The supertall mixed-use tower planned at 45 Broad Street will shimmer at its apex, over 1,100 feet above the streets of Lower Manhattan. But at ground level, the Financial District project will bring new services to those who won’t even enter the building. On Tuesday, the Landmarks Preservation Commission voted to approve new subway elevators planned on Broad Street.
The location is along a somewhat unusual individual landmark – the Street Plan of New Amsterdam and Colonial New York, designated in 1983. Broad Street was actually once a canal, and that is why it is much wider than your average Financial District street. After 9/11, it was closed to vehicular traffic in order to protect the New York Stock Exchange from possible attack. That created a de facto pedestrian plaza.
The new elevators will serve the Broad Street J/Z station. One will be located on the southwest corner of Broad Street and Exchange Place and the other will be located at the northeast corner. Currently, the nearest subway elevators are six blocks away at Fulton Street. Though the elevators won’t be attached to 45 Broad Street, the subway project is being undertaken in association with the supertall project.
The design of the elevators is determined by the New York City Transit Authority, the division of the MTA that runs the subways and buses, and the New York City Public Design Commission. What the LPC voted on was the changes to the sidewalk necessary for their installation.
That includes a curb extension at the northeast and southwest corners and cutting back the curb by two feet, six inches at the southeast corner. That cut is to make sure the road is still 24-feet-wide.
Commissioner John Gustafsson said the plan makes sense. “It’s a shame we can’t adjust the design [of the elevators],” he added.
Commissioner Wellington Chen noted that subway elevators require a lot of tender love and care.
Commissioner Michael Goldblum wanted the LPC staff to work with the design team to refine the curb changes.
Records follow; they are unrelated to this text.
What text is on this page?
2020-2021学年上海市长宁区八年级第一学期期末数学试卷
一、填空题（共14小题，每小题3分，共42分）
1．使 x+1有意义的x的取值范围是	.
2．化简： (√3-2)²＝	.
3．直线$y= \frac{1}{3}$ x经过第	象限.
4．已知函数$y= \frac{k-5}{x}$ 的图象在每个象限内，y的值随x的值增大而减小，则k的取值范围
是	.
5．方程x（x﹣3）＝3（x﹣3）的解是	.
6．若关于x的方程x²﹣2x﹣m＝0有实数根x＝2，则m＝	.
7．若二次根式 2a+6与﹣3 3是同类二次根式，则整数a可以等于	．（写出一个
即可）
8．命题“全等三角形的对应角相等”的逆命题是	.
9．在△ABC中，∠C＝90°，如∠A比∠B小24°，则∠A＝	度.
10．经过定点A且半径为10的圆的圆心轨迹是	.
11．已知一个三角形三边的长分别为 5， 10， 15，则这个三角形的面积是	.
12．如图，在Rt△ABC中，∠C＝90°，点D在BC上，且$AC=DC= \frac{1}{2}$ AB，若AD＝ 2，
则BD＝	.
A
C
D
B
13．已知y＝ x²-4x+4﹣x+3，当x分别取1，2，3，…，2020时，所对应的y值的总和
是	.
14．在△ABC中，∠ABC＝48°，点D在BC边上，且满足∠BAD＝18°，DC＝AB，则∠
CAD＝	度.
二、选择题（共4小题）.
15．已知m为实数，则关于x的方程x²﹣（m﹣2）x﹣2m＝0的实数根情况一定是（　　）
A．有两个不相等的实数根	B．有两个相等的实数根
Commissioner Frederick Bland, who works near the site in his day job at the Equitable Building-based architectural firm Beyer Blinder Belle, didn’t know some of the history behind the area and found it “fascinating.” He lamented that the elevators will make it even harder to see that history, but said “we have no choice.”
“Progress marches forward,” added Goldblum.
There was no public testimony and the plan was approved unanimously, though the design team will work with LPC staff to possibly tweak the proposed curb extensions and cut. So, the numbers stated in this story and seen in the presentation might not be final.
The elevator project is being overseen by Urbahn Architects, which worked with Jacqueline Peu-Duvallon Historic Preservation Consulting, LLC. 45 Broad Street is being developed by Madison Equities, Pizzarotti-IBC, and AMS Acquisitions, with CetraRuddy as design architect. The 64-story, 150-unit tower is expected to be complete in 2018.